Tuesday, June 2, 2009

Meet the On Campus Leaders

2009 Monterey Bay B On Campus Leaders, left to right:
Kim McCabe, Brianna McCoy Chapman, Peter Robbins, David Hanson


Photography

Peter Robbins. Kenyon College, B.A. Pete majored in Chinese Language and minored in Religious Studies at Kenyon, where he also took numerous courses in film and digital photography. His interest in Mandarin brought him to Middlebury for the Middlebury College Summer Language School intensive Chinese program, and to Beijing and Hangzhou where he studied abroad at the CET and Middlebury programs. After leaving Hangzhou, Pete backpacked through rural parts of China in Guangxi, Guizhou, and Sichuan provinces, taking photographs, living with farmers, and learning about their way of life. His landscapes and portraits of life in rural China have been featured in several exhibitions at his alma mater, Kenyon College. In 2007 Pete worked as a journalist and photographer for a Chinese language newspaper in Portland, Oregon, and in 2008 he taught Chinese language in Putney Student Travel’s Excel China program. In his spare time he enjoys hiking, skiing, sailing, playing frisbee, and experimenting with odd films, filters, and homemade cameras. Among other things, Pete constructs and sells his very own pinhole camera kits.


Photography

David Hanson. Washington and Lee University, B.A. David is a Seattle-based freelance writer, photographer, and multi-media artist. He majored in English and Geology at Washington and Lee and spent a semester abroad in Santiago, Chile. He led a Putney Student Travel community service program in Costa Rica and a bike tour from Paris to Barcelona. David worked as a field instructor at the Voyageur Outward Bound School in Ely, Minnesota. As a field-science instructor at the Yosemite National Institutes he led students on science-based adventures in Yosemite National Park and Olympic National Park. For four years, David was Features Editor for Cottage Living Magazine, where, in addition to writing and editing, he directed photo shoots on locations around the country. He was co-founder of the Center Street Photography Project in Birmingham, Alabama, a middle-school photography workshop. The project won city-wide education awards in 2006 and 2007. He and brother Michael Hanson (NGSE Peru expedition leader) have traveled to Ecuador, Chile, Ethiopia, and around the US to produce a series of independent visual stories using photography, audio interviews, and video content to illustrate the global sources of products such as oil, gold, oysters, chicken, timber, and coffee.
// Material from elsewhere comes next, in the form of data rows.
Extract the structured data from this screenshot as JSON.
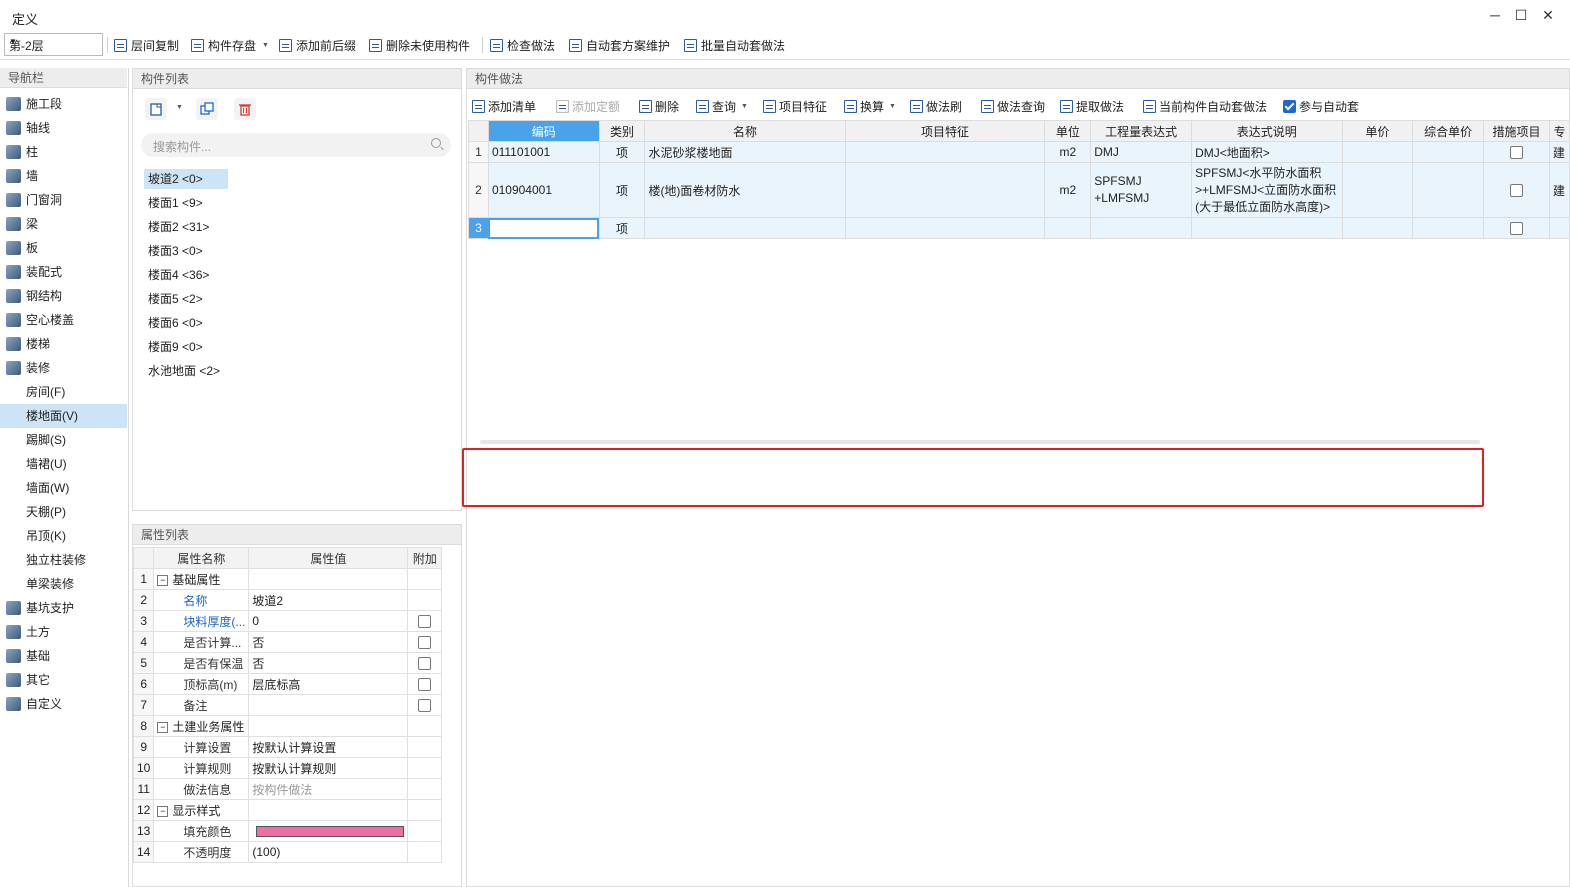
{
  "window": {
    "title": "定义",
    "min": "─",
    "max": "☐",
    "close": "✕"
  },
  "toolbar": {
    "floor": "第-2层",
    "buttons": [
      "层间复制",
      "构件存盘",
      "添加前后缀",
      "删除未使用构件",
      "检查做法",
      "自动套方案维护",
      "批量自动套做法"
    ]
  },
  "nav": {
    "header": "导航栏",
    "items": [
      "施工段",
      "轴线",
      "柱",
      "墙",
      "门窗洞",
      "梁",
      "板",
      "装配式",
      "钢结构",
      "空心楼盖",
      "楼梯",
      "装修"
    ],
    "sub_items": [
      "房间(F)",
      "楼地面(V)",
      "踢脚(S)",
      "墙裙(U)",
      "墙面(W)",
      "天棚(P)",
      "吊顶(K)",
      "独立柱装修",
      "单梁装修"
    ],
    "bottom_items": [
      "基坑支护",
      "土方",
      "基础",
      "其它",
      "自定义"
    ]
  },
  "component_list": {
    "header": "构件列表",
    "search_placeholder": "搜索构件...",
    "items": [
      "坡道2 <0>",
      "楼面1 <9>",
      "楼面2 <31>",
      "楼面3 <0>",
      "楼面4 <36>",
      "楼面5 <2>",
      "楼面6 <0>",
      "楼面9 <0>",
      "水池地面 <2>"
    ]
  },
  "property_list": {
    "header": "属性列表",
    "columns": [
      "属性名称",
      "属性值",
      "附加"
    ],
    "rows": [
      {
        "n": "1",
        "name": "基础属性",
        "value": ""
      },
      {
        "n": "2",
        "name": "名称",
        "value": "坡道2"
      },
      {
        "n": "3",
        "name": "块料厚度(...",
        "value": "0"
      },
      {
        "n": "4",
        "name": "是否计算...",
        "value": "否"
      },
      {
        "n": "5",
        "name": "是否有保温",
        "value": "否"
      },
      {
        "n": "6",
        "name": "顶标高(m)",
        "value": "层底标高"
      },
      {
        "n": "7",
        "name": "备注",
        "value": ""
      },
      {
        "n": "8",
        "name": "土建业务属性",
        "value": ""
      },
      {
        "n": "9",
        "name": "计算设置",
        "value": "按默认计算设置"
      },
      {
        "n": "10",
        "name": "计算规则",
        "value": "按默认计算规则"
      },
      {
        "n": "11",
        "name": "做法信息",
        "value": "按构件做法"
      },
      {
        "n": "12",
        "name": "显示样式",
        "value": ""
      },
      {
        "n": "13",
        "name": "填充颜色",
        "value": ""
      },
      {
        "n": "14",
        "name": "不透明度",
        "value": "(100)"
      }
    ],
    "fill_color": "#ec6fa3"
  },
  "method": {
    "header": "构件做法",
    "buttons": [
      "添加清单",
      "添加定额",
      "删除",
      "查询",
      "项目特征",
      "换算",
      "做法刷",
      "做法查询",
      "提取做法",
      "当前构件自动套做法",
      "参与自动套"
    ],
    "columns": [
      "编码",
      "类别",
      "名称",
      "项目特征",
      "单位",
      "工程量表达式",
      "表达式说明",
      "单价",
      "综合单价",
      "措施项目",
      "专"
    ],
    "rows": [
      {
        "n": "1",
        "code": "011101001",
        "type": "项",
        "name": "水泥砂浆楼地面",
        "unit": "m2",
        "expr": "DMJ",
        "desc": "DMJ<地面积>",
        "major": "建"
      },
      {
        "n": "2",
        "code": "010904001",
        "type": "项",
        "name": "楼(地)面卷材防水",
        "unit": "m2",
        "expr": "SPFSMJ +LMFSMJ",
        "desc": "SPFSMJ<水平防水面积>+LMFSMJ<立面防水面积(大于最低立面防水高度)>",
        "major": "建"
      },
      {
        "n": "3",
        "code": "",
        "type": "项",
        "name": "",
        "unit": "",
        "expr": "",
        "desc": "",
        "major": ""
      }
    ]
  }
}
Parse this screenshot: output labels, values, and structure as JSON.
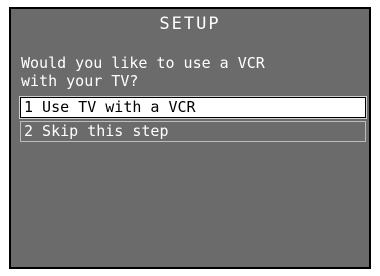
{
  "screen": {
    "title": "SETUP",
    "prompt_line1": "Would you like to use a VCR",
    "prompt_line2": "with your TV?",
    "options": [
      {
        "label": "1 Use TV with a VCR",
        "selected": true
      },
      {
        "label": "2 Skip this step",
        "selected": false
      }
    ]
  },
  "colors": {
    "background": "#6b6b6b",
    "text": "#ffffff",
    "highlight_bg": "#ffffff",
    "highlight_text": "#000000"
  }
}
He also works as a teaching artist in photography for Seattle's Arts Corps.


Marine Biology
Brianna McCoy Chapman. University of California
, Berkeley. B.A.; B.S. Brianna received simultaneous degrees in Integrative Biology and Conservation & Resource Studies at Berkeley. She was an undergraduate instructor in a marine mammals course and a volunteer at the Museum of Vertebrate Zoology, where she dissected and prepared reptile skeletons. Brianna completed a Wildland Studies field course in Big Sur, California, where she conducted an otter census and a steelhead stream survey. She participated in a semester-long field project in fall 2008 on the island of Mo’orea, French Polynesia, where she completed a research project on Himantura fai, the pink whipray. Brianna is a certified SCUBA diver and has been diving in Polynesia, the Mexican Caribbean, and Australia. She is passionate about marine biology and is intimately familiar with the ecology and resources of the Monterey coast.


Marine Biology

Kimberly McCabe. Connecticut College. B.S. Kim graduated cum laude from Connecticut, where she majored in Biological Sciences. She participated in the Sea Semester program based in Woods Hole, Massachusetts, where she researched population dynamics and ecological relationships within the Atlantic Ocean’s Sargassum seaweed ecosystem. She spent a summer as an ordinary seaman on the U.S. Brig Niagara, in Erie, Pennsylvania, and another summer as a deckhand on the Ocean Classroom Foundation’s vessel, the Harvey Gamage. In the fall of 2007 Kim returned to the Ocean Classroom Foundation, where she spent three semesters teaching marine science, leading hiking and snorkeling expeditions, and chaperoning and managing students as a marine educator. Kim worked on an organic coffee farm in Costa Rica and taught snowboarding at the Breckenridge Ski Resort in Colorado. She is an active member of the Pembroke Watershed Association, helping to preserve and restore the ponds near her hometown in Massachusetts. Next fall Kim will return to the Ocean Classroom Foundation as head educator and science educator for the foundation’s semester at sea program.